同じく重要なのは、ヨルダン川西岸地区でのパレスチナ暫定自治政府による国家構築への取り組みの評価すべき成果と、そのために必要な領土の連続性を維持することです。東エルサレムを含むヨルダン川西岸地域への入植の継続は、国際法とロードマップに反しているため、取りやめなければなりません。国際社会は現地での一方的な行動を認めません。エリアCでは、破壊や土地収用に代え、適切な開発と計画策定を可能にする必要もあります。イスラエルは国際司法裁判所(ICJ)の勧告的意見に反し、ヨルダン川西岸地区内で分離壁の構築を続けています。私はまた、入植者による暴力の増大で、パレスチナの人々が負傷したり、財産に損害を被ったりしている現状も憂慮しています。

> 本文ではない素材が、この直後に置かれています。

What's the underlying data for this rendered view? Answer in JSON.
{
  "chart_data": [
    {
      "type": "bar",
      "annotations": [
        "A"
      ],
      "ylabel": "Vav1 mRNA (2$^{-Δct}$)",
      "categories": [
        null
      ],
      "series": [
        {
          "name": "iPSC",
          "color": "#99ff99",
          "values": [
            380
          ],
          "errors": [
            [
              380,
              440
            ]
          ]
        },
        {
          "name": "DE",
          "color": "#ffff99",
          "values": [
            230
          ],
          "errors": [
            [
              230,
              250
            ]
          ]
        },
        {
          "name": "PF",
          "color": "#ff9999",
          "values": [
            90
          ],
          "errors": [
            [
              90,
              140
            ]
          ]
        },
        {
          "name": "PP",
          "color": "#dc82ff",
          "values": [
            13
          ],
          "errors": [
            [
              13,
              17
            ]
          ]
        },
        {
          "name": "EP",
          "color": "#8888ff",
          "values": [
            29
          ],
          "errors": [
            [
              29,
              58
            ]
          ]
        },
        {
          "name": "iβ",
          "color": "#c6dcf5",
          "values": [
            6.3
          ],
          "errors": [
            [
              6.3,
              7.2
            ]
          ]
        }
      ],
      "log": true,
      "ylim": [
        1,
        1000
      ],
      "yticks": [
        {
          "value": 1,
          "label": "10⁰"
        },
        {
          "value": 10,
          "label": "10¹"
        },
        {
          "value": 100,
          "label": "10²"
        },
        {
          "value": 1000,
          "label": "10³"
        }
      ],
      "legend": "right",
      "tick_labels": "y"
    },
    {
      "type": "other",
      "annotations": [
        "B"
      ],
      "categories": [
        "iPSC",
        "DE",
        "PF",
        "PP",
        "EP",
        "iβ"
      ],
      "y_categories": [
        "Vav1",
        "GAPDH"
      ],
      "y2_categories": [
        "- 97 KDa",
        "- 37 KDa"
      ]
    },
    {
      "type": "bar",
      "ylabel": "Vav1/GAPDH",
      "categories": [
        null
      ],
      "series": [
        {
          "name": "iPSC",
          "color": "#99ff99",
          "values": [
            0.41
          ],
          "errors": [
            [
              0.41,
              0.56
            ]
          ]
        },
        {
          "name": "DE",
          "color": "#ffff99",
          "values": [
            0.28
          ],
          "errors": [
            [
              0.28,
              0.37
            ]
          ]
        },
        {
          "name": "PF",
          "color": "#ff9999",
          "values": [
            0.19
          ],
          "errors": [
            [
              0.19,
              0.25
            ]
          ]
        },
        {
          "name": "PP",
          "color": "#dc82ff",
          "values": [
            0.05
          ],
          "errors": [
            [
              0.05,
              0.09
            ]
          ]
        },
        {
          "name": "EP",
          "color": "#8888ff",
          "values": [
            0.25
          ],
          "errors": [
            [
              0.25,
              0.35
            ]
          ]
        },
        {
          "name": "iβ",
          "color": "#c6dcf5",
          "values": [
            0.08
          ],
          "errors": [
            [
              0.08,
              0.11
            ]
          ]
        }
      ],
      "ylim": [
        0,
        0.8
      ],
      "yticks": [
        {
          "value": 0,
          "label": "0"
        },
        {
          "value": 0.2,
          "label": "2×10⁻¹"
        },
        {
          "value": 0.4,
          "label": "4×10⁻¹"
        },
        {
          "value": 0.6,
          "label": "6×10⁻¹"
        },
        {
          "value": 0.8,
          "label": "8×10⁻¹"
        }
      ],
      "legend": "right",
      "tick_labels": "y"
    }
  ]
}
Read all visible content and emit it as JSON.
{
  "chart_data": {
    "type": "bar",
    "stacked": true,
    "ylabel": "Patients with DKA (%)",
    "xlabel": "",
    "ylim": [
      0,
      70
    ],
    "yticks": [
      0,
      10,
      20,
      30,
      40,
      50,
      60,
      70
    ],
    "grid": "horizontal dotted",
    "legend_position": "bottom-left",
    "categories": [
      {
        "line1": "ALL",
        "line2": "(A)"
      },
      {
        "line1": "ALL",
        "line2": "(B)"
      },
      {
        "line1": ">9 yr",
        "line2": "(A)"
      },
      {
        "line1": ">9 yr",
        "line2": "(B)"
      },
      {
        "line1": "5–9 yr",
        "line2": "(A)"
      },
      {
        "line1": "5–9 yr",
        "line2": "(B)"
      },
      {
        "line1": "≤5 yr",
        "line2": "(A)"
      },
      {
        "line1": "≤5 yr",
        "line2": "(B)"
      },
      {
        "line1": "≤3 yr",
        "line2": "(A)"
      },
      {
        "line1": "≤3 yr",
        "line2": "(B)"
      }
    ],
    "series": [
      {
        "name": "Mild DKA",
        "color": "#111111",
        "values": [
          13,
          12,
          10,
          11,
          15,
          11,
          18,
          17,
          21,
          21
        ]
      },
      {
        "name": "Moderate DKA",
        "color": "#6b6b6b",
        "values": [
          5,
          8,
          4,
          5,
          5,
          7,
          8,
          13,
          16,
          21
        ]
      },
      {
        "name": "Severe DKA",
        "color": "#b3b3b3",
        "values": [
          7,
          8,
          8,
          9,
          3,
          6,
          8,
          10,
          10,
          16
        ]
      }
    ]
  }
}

パレスチナの人々はこのように、国家樹立という正当な期待の実現に多くの課題を抱えながらも、非加盟のオブザーバー国家の地位を総会に申請することを決定しました。この問題に関する結論は加盟国に委ねられています。すべての関係者が責任を持ち、建設的に問題に取り組むことが重要です。

最終的な目標は今でも、パレスチナとイスラエルの人々が何世代もの間、望み続けてきた公正かつ恒久的な和平を実現することにあります。すなわち、1967年から続いている占領状態を終わらせ、紛争に終止符を打ち、独立、存続可能性そして主権を兼ね備えたパレスチナ国家が安全を保障されたイスラエル国家と共存できるようにする和平です。私はイスラエルとパレスチナの指導者に対し、ビジョンと決意を示すよう呼びかけます。また、国際社会に対しても、両者がそれぞれの正当な期待に見合った信頼できる政治的道程を作り上げられるよう、力を貸すことを強く促します。

私は、この目標の達成を支援すべく、全力を挙げることを誓います。今年の国際デーにあたり、私はすべての関係者に対し、力を合わせ、連帯を和平に向けた積極的な行動へと移すようお願いします。